Prove or disprove: $\dim \left( \operatorname{range} \left( S^{-1} T S \right) \right) = \dim \left( \operatorname{range} \left( T \right) \right)$, where $S$ is invertible and $T, S \in L(V)$.
I intuitively think it is true, because $S$ is invertible and it doesn't change the column space and row space of $M(T)$, where $M(T)$ is the matrix of $T$. But I cannot give a strict proof.
Or if I can prove $\dim \left( \operatorname{null} \left( S^{-1} T S \right) \right) = \dim \left( \operatorname{null} \left( T \right) \right)$, I can say $\dim \left( \operatorname{range} \left( S^{-1} T S \right) \right) = \dim \left( \operatorname{range} \left( T \right) \right)$ because of Fundamental theorem of linear algebra. But I failed.
And what's more I wonder whether $\operatorname{range} \left( S^{-1} T S \right) = \operatorname{range} \left( T \right)$ or not.
Best Answer
Proof.

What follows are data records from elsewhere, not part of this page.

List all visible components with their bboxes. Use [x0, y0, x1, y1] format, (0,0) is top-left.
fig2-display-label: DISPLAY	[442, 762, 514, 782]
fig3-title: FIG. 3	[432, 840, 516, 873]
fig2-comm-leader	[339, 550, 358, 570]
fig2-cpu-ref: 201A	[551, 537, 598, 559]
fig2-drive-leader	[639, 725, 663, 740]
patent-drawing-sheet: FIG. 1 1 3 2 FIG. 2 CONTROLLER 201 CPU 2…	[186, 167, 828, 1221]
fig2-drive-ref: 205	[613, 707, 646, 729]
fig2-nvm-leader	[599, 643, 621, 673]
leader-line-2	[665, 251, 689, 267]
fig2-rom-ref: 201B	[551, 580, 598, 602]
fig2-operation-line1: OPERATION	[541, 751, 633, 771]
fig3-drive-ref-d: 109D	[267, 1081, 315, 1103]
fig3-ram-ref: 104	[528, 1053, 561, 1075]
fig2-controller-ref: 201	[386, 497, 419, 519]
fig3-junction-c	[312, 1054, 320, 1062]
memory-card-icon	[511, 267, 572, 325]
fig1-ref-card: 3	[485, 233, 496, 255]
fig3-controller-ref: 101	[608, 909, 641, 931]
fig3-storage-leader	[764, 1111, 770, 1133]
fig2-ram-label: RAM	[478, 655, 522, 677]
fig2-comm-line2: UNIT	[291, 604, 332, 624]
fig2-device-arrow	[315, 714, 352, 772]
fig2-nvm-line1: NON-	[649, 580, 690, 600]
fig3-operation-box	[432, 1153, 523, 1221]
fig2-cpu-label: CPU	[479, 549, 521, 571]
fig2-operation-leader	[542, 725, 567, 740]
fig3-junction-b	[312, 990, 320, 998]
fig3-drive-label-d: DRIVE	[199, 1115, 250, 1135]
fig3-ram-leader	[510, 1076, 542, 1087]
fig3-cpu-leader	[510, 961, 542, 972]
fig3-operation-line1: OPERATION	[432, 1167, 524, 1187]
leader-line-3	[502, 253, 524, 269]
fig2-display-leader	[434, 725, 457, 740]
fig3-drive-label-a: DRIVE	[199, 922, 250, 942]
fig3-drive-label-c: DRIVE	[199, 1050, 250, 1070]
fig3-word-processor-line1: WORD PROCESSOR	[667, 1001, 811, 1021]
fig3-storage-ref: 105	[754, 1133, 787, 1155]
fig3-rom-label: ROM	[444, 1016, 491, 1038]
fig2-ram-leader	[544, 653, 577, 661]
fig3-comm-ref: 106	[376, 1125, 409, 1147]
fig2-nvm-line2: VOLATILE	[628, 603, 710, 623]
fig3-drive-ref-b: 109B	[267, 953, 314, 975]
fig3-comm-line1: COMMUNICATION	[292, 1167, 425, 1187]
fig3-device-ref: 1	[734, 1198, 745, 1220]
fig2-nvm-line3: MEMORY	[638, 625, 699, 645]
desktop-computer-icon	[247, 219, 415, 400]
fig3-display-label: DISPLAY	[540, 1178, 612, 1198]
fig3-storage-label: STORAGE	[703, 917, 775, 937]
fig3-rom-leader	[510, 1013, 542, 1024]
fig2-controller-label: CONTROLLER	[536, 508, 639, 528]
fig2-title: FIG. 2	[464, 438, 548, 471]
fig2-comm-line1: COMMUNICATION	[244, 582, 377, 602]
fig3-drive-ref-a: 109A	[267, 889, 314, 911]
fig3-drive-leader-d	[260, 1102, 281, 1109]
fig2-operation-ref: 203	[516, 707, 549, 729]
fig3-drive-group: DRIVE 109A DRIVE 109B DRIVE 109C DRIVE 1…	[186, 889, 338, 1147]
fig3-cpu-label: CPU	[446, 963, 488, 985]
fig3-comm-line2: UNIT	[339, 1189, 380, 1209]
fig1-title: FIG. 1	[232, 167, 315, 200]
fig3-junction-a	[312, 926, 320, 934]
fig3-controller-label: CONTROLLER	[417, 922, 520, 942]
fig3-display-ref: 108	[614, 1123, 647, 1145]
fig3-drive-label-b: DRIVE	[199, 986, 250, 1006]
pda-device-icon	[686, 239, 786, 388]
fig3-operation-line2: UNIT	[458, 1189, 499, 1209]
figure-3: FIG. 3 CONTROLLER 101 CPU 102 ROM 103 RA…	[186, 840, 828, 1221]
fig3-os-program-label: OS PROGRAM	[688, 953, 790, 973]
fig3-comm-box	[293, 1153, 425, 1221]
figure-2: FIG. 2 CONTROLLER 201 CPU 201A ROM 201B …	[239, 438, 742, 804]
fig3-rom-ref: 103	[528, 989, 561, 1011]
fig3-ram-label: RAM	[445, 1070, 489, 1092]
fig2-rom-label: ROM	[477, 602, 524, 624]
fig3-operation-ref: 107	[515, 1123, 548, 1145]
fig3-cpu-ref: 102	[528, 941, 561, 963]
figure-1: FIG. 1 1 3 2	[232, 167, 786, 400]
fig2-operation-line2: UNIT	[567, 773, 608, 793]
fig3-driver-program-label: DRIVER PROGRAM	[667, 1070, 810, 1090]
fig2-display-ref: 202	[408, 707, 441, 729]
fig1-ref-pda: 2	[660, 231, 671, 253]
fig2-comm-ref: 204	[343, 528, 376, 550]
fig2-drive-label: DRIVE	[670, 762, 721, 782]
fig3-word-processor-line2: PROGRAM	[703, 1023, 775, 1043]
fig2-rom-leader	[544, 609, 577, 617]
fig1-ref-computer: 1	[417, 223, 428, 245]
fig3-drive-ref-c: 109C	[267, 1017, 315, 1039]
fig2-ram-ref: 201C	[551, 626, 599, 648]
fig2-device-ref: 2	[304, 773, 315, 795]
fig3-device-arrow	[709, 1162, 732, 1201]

Let $x\in\operatorname{range}\left(S^{-1}TS\right)$ be arbitrary, then $x=S^{-1}TS(v)$ for some $v\in V$. Since $x=S^{-1}TS(v)=S^{-1}T(S(v))$ for some $S(v)\in V$, then $x\in\operatorname{range}\left(S^{-1}T\right)$. Therefore, $\operatorname{range}\left(S^{-1}TS\right)\subseteq\operatorname{range}\left(S^{-1}T\right).$
Let $x\in\operatorname{range}\left(S^{-1}T\right)$ be arbitrary, then $x=S^{-1}T(v)$ for some $v\in V$. Since $x=S^{-1}T(v)=S^{-1}T(SS^{-1}(v))=S^{-1}TS(S^{-1}(v))$ for some $S^{-1}(v)\in V$, then $x\in\operatorname{range}\left(S^{-1}TS\right)$. Therefore, $\operatorname{range}\left(S^{-1}T\right)\subseteq\operatorname{range}\left(S^{-1}TS\right).$
Therefore, $\operatorname{range}\left(S^{-1}TS\right)=\operatorname{range}\left(S^{-1}T\right).$ In particular, $$\tag{*} \label{*} \dim\operatorname{range}\left(S^{-1}TS\right)=\dim\operatorname{range}\left(S^{-1}T\right).$$
Proof. Let $\varphi:\operatorname{range}\left(T\right)\to\operatorname{range}\left(S^{-1}T\right)$ be a linear transformation defined by $\varphi(x)=S^{-1}x$.
Let $x,y\in\operatorname{range}\left(T\right)$. Note that $$\varphi(x)=\varphi(y)\implies S^{-1}x=S^{-1}y\implies SS^{-1}x=SS^{-1}y\implies x=y.$$ Therefore, $\varphi$ is injective.
Now, let $y\in\operatorname{range}\left(S^{-1}T\right)$ be arbitrary. Choose $x=Sy$. Thus, $x\in\operatorname{range}\left(T\right)$ and $$\varphi(x)=\varphi(Sy)=S^{-1}\left(Sy\right)=y.$$ Therefore, $\varphi$ is surjective.
Therefore, $\operatorname{range}\left(S^{-1}T\right)\simeq\operatorname{range}\left(T\right).$ It follows that $$\tag{**} \label{**}\dim\operatorname{range}\left(S^{-1}T\right)=\dim\operatorname{range}\left(T\right).$$